Clause 61 amends anti-avoidance legislation in section 13 of the Taxation of Chargeable Gains Act 1992. In broad terms, it ensures that a UK-resident person cannot arrange the artificial placement of assets overseas to avoid UK tax on gains. Let me explain a little of the background to the clause.

Section 13 attributes gains arising from the disposal of assets by an overseas closely controlled company to a UK-resident person that has an interest in that company. The UK-resident person would otherwise be taxed on such gains had they disposed of the asset and realised a gain themselves. The measure is intended to apply only where a UK-resident person has a significant interest in the overseas company and only in relation to tax avoidance, with genuine commercial activity excluded from charge.

On 16 February 2011, however, we received a reasoned opinion from the European Commission in which it contends that our existing legislation does not go far enough to ensure that genuine commercial activity is excluded from charge, and is therefore incompatible with EU treaty freedoms. The Commission made several points in support of its analysis. First, it would not be possible for a UK-resident person participating in business with an overseas company to avoid a tax charge by proving that the relevant transaction was bona fide and carried out for genuine commercial reasons and lacked any avoidance purpose. Secondly, UK rules appear to go beyond addressing what UK law refers to as wholly artificial arrangements, because the rules apply to any capital gains realised on the disposal of assets by a non-resident company in which the UK resident has an interest, but they do not explicitly enable the UK resident to remove the potential charge by establishing that the transactions are carried out for genuine commercial reasons and do not constitute artificial arrangements set up for tax-avoidance purposes only. EU law recognises that a restriction on the fundamental freedoms is permissible if it is justified by overriding reasons for public interest in preventing tax avoidance and is appropriate and proportionate to that aim. The changes made by clause 61 are intended to address the concerns raised by the European Commission.

Subsection (2) raises from 10% to 25% the interest that a participator or connected person may have in the overseas company before gains are attributed under the provision.
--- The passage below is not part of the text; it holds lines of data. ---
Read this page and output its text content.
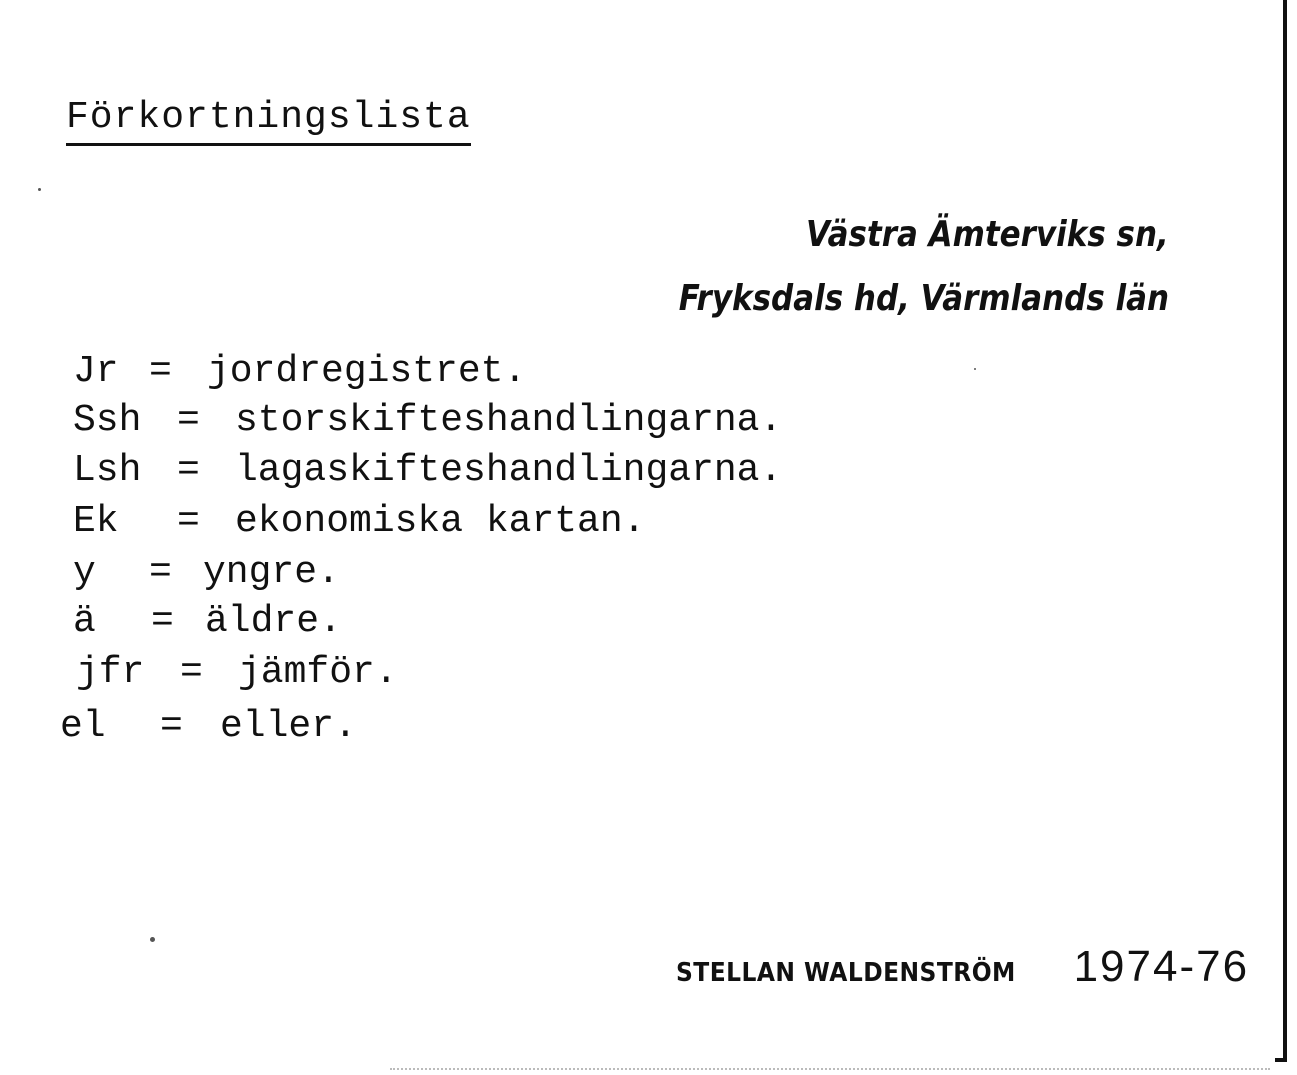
Förkortningslista
Västra Ämterviks sn,
Fryksdals hd, Värmlands län
Jr = jordregistret.
Ssh = storskifteshandlingarna.
Lsh = lagaskifteshandlingarna.
Ek = ekonomiska kartan.
y = yngre.
ä = äldre.
jfr = jämför.
el = eller.
STELLAN WALDENSTRÖM 1974-76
That simplification is helpful and reduces the exposure to a possible breach of treaty freedoms.

Subsection (3) introduces two new exemptions. One is for economically significant activities, the definition of which follows the language of European case law and requires the activities to involve the use of staff, premises and equipment and the addition of economic value commensurate with the size and nature of those activities. The test is broad enough to cover also the  making of investments where they are not aimed at avoidance. Secondly, it provides a motive test that enables UK members of a non-resident company to avoid any charge to tax where they can show that the activity was genuinely commercial and that the main purpose of the activity was not the avoidance of tax.

Subsection (4) defines economically significant activities for the purposes of the exemption and clarifies that provision of furnished holiday accommodation is to be interpreted as a legitimate disposal of an asset under section 13(5)(b) of the 1992 Act and therefore excluded from the charge under section 13. The legislation will apply to disposal taking place on or after 6 April 2012.
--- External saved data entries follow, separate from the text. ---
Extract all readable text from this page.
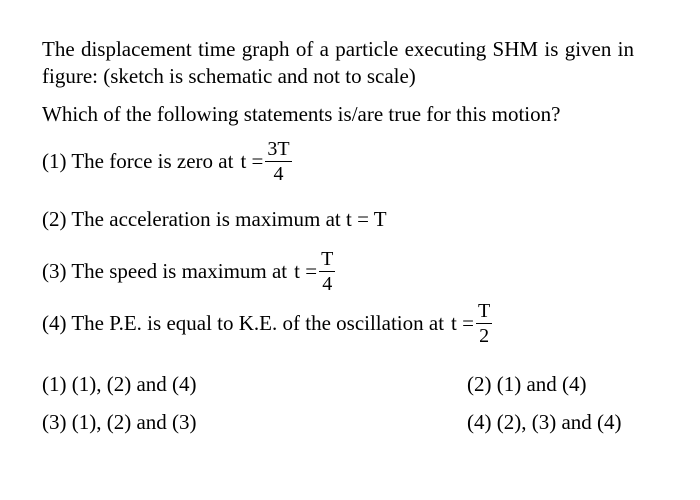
The displacement time graph of a particle executing SHM is given in figure: (sketch is schematic and not to scale)
Which of the following statements is/are true for this motion?
(1) The force is zero at $t = \frac{3T}{4}$
(2) The acceleration is maximum at t = T
(3) The speed is maximum at $t = \frac{T}{4}$
(4) The P.E. is equal to K.E. of the oscillation at $t = \frac{T}{2}$
(1) (1), (2) and (4)	(2) (1) and (4)
(3) (1), (2) and (3)	(4) (2), (3) and (4)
There was broad agreement among respondents to the consultation that an effort should be made to distinguish carefully between arrangements designed to avoid tax and those carried out for genuine commercial reasons, but views differed on how to achieve that. In particular, the use of the term “active management” as a barometer of genuine economic activity caused concern. Some in the investment and financial services sectors commented that active management would mean different things in different businesses and expressed concern that if the wording were used, it might inadvertently bring businesses within the scope of the charge simply because of their structure, even though they do not carry on economically significant activities.

It was also suggested that the blanket exclusion of “making of investments” from economically significant activities does not sit comfortably with the broad aim of the changes. Investment activity that serves the aims of the treaty should not be excluded from the exemption, because it does not, for example, provide goods or services in the way originally proposed. We have listened to those concerns, and, as a result, we have removed the requirement for active management. We accept that the making of investments can represent economically significant activity.

Let me pick up some of the points raised by the hon. Member for Newcastle upon Tyne North. The first point was whether there should be a specific exemption for charities. We do not believe that would be appropriate. The vast majority of charities are genuine but, regrettably, the generosity of reliefs and exemptions afforded to charities can make them targets for those who wish to avoid UK tax. It is important that we protect the positive connotations of the word “charity” in the public mind. An exemption for charities could encourage determined tax avoiders to set up sham charities to avoid UK tax. In practice, it will not be difficult for charities to comply with section 13.

Let me turn now to the broad question whether the changes make the legislation compliant and to the concerns raised by the likes of the CIOT and the ICAEW. As I said when we discussed clause 26, EU law in this area is not well defined and is still developing. The European Commission may therefore wish to test the application of EU law in this area through proceedings in the European Court of Justice. The Government believe the changes we have made ensure that the legislation complies with our European obligations.

On whether the burden of proof that tax avoidance was not the motivation should fall on the taxpayer, section 13 of the 1992 Act requires the participant to self-assess whether tax is due. HMRC can of course open an inquiry where it thinks tax should have been  paid; in doing so, it will need to show why it thinks tax should have been paid. If an inquiry is opened, the participant will need to be able to satisfy HMRC that avoidance was not the main motivation, and any disputes may be taken to the independent tax tribunal.

Our priority must be to maintain the effectiveness of this anti-avoidance provision as a defence against abusive cross-border arrangements and to do so without impeding genuine commercial activity. The amendments we have made—increasing the participation threshold, introducing an exemption for economically significant activities and introducing a motive test—achieve that aim. I therefore hope the clause can stand part of the Bill.